We moeten geen conservatieve revolutie of nieuwe orde gaan installeren. We moet rustig het (paleo-)conservatisme ingang doen vinden bij de bredere lagen, onze filosofie verspreiden en dan zien wat de verdere uitbreidingsmogelijkheden zijn.

Hier in de Lage Landen zijn de ideologiën nog redelijk elementair; ze zijn nog redelijk pasgeboren en hebben het conservatisme of het libertarisme nog pas (her)ontdekt. Sommigen zijn nog bezig de wijsheid van de 18de en 19de eeuw terug te vinden. De Nederlandse en Vlaamse libertariërs zijn dan ook aan het zoeken waar ze naartoe willen, welke structuur ze willen en op welke persoon ze hun filosofie op willen richten. Velen zoeken dus nog hun richting en zijn aan het zweven in de wazige ruimte tussen het klassiek-liberalisme en het libertarisme.

Maar meer en meer Nederlandse en Vlaamse conservatieven zijn zich aan het oriënteren op het paleoconservatisme. En ondanks onze weinige middelen hebben we als Open Orthodoxie toch een sterk statement kunnen maken.

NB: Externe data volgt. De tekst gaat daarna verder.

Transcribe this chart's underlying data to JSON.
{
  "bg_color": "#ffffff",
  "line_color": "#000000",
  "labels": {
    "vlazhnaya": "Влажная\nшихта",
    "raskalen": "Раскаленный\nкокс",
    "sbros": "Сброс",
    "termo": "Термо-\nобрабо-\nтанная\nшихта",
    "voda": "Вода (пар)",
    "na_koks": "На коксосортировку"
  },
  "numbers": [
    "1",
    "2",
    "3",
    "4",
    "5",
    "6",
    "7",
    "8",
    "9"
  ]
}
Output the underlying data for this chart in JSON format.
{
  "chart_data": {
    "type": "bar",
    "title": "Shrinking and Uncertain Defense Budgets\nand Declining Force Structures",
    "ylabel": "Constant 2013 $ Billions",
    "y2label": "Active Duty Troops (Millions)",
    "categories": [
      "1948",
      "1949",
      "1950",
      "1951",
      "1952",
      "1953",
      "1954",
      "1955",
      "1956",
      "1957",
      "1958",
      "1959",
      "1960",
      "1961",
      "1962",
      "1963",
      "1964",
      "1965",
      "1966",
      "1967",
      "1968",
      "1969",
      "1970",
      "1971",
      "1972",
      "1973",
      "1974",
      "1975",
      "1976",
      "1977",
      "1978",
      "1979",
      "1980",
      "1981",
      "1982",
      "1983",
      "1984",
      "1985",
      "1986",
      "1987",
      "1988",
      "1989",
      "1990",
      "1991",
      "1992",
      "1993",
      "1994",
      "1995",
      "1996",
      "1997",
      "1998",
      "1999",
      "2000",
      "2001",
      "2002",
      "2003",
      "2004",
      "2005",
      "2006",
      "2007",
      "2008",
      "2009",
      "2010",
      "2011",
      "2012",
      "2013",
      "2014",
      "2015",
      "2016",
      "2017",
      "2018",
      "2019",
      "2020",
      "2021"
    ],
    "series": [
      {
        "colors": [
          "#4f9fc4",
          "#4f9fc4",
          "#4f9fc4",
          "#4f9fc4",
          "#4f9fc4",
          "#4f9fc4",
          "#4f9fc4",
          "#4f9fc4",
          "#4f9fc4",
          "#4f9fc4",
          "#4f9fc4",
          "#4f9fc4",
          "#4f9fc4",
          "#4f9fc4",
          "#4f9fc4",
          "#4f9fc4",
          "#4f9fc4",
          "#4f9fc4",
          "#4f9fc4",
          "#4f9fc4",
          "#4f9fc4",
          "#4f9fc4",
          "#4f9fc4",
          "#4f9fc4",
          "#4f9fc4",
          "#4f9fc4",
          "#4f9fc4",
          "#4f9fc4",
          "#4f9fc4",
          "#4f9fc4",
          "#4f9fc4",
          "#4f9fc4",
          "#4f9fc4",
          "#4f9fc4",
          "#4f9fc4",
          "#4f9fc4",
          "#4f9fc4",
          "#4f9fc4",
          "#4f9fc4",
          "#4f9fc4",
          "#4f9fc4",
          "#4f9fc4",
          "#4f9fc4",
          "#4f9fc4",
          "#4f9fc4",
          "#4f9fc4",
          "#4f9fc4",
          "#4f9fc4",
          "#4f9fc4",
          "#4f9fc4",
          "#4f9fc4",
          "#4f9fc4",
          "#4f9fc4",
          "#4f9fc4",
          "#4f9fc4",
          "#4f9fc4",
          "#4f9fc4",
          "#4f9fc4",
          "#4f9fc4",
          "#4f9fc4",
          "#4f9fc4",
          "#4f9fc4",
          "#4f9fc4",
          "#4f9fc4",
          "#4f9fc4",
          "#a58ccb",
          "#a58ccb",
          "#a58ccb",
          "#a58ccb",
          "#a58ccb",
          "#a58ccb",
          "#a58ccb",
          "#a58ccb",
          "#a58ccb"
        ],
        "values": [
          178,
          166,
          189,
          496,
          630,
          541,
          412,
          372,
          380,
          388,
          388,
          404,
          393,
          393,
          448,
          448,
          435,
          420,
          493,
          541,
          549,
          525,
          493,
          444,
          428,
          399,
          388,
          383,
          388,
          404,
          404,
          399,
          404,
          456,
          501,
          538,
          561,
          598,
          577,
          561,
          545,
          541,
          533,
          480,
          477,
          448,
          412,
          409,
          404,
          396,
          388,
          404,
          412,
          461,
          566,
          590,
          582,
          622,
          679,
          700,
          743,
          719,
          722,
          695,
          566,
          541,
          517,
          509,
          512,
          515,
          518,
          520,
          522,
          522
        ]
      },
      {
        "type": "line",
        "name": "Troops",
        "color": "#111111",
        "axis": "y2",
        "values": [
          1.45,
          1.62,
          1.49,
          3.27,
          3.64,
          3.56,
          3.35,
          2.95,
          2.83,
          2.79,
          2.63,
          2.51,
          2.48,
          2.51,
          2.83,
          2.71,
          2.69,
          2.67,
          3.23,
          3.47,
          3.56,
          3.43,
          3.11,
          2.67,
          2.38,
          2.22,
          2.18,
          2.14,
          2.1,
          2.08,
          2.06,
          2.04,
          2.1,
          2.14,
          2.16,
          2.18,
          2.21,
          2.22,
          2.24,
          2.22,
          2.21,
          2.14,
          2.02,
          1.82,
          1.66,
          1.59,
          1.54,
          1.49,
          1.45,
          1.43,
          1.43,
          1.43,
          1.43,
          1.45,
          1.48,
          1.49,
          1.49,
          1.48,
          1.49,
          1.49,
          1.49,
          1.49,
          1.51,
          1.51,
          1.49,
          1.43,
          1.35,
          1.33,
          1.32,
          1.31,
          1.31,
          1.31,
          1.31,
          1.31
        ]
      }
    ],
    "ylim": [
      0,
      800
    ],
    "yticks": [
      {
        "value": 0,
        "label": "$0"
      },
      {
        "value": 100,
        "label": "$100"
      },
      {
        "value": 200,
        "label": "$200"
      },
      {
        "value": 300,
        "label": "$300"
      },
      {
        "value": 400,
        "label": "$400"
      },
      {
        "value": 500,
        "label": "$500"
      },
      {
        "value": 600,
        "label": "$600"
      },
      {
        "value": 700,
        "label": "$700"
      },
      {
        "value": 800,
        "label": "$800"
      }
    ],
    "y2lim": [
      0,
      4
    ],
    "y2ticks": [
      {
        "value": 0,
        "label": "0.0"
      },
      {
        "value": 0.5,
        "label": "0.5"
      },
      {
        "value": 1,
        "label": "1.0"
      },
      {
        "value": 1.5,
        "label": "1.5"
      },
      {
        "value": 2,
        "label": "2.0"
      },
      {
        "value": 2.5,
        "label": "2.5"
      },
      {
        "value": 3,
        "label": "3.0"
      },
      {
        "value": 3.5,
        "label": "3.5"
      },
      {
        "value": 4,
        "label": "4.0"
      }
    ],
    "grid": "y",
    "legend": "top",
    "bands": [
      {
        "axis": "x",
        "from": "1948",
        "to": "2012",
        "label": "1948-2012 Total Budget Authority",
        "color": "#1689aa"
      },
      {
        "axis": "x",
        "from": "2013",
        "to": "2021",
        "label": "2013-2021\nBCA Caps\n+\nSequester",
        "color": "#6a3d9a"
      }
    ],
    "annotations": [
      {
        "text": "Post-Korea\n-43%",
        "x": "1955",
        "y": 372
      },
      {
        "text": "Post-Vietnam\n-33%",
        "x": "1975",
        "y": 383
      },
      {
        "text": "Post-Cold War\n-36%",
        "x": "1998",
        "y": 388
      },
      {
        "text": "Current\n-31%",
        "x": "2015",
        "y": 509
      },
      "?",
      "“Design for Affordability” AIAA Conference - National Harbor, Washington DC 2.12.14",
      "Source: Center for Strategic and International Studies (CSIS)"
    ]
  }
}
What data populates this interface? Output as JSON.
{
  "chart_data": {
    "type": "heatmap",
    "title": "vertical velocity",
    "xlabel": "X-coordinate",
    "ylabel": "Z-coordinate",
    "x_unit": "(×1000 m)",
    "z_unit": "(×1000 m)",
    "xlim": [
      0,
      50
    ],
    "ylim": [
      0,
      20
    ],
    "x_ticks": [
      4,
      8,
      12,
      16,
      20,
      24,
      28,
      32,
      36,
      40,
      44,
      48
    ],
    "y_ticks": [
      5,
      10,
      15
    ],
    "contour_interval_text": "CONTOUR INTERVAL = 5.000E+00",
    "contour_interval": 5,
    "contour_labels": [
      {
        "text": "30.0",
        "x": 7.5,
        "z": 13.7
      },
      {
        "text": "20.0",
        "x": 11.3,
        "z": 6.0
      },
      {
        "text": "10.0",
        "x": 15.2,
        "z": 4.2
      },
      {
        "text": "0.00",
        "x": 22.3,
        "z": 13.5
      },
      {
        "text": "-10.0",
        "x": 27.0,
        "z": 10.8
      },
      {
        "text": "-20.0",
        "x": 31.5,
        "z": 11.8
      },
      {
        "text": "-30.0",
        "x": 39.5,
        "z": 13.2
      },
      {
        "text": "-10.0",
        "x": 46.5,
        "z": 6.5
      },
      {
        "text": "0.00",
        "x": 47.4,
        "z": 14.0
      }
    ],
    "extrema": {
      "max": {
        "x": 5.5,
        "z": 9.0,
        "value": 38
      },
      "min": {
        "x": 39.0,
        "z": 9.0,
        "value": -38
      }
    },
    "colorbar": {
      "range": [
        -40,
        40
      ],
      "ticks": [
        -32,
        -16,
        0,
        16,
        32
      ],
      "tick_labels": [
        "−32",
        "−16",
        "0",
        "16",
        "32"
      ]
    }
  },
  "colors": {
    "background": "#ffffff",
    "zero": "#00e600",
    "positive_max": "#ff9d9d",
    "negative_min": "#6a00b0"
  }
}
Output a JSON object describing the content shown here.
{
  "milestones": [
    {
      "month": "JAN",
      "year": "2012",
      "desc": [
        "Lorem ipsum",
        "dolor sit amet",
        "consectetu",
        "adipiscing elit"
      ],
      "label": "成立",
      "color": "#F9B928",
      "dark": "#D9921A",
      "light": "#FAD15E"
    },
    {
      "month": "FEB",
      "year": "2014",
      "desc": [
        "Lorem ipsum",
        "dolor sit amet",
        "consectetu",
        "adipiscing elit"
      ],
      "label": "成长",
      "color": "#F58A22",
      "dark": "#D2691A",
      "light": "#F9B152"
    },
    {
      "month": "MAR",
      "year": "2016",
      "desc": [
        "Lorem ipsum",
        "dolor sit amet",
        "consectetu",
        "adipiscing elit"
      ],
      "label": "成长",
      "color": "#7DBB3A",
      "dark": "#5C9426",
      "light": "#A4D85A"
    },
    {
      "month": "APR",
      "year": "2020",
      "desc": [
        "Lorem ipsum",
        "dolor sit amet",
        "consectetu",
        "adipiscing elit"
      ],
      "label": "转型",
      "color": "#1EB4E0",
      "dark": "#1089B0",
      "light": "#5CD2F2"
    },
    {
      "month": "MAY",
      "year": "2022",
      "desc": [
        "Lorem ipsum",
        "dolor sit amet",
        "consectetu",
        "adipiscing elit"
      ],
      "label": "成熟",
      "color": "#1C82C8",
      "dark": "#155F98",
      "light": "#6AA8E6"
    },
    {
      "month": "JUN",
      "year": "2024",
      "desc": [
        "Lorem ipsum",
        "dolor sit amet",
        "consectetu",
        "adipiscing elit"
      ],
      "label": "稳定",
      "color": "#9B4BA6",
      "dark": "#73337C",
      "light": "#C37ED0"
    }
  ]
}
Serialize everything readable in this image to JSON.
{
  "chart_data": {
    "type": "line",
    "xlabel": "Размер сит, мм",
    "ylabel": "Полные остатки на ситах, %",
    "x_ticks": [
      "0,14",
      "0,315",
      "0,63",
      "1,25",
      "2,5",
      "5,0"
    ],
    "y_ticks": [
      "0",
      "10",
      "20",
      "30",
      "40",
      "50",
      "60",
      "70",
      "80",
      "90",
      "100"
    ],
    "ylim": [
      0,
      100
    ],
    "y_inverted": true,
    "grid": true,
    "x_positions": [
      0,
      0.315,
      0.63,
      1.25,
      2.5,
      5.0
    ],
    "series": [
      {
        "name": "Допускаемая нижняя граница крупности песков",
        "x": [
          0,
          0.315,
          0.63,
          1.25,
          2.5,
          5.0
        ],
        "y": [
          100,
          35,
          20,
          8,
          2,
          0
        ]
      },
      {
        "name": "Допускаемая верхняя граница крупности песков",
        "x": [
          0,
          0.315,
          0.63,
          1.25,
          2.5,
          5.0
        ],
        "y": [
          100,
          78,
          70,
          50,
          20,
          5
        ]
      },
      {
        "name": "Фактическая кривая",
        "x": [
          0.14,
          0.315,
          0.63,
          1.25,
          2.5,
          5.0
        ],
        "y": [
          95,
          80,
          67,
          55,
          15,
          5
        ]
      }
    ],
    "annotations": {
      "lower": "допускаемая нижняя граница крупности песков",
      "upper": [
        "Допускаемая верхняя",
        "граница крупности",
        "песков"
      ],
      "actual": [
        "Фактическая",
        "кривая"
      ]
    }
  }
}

Maar wie het rechtse (conservatieve en libertarische) landschap in ogenschouw neemt, en de prille fase ziet waarin beide bewegingen zich in de Lage Landen bevinden, moet constateren dat een verregaande samenwerking tussen conservatieven en libertariërs niet voor de hand ligt. En misschien is het beter zo. Want libertariërs zijn vaak soms sterke dromers en zien enkel en alleen, net zoals de verlichting, een los individu en een grote staat En ze willen nogal dromerig die grote staat bestrijden door de maatschappij te individualiseren. En daar verzetten wij, conservatieven, in de traditie van Robert Nisbet en anderen, ons sterk tegen. Wij geloven namelijk in een sterk intermediaire structuur voor de maatschappij, waar gezin en familie de belangrijkste van uitmaken. En zolang de libertariërs in de Lage Landen zich niet meer gaan oriënteren op hun paleolibertarische voorbeelden in de Verenigde Staten is een alliantie tussen conservatieven en libertariërs in ons taalgebied een hopeloze zaak.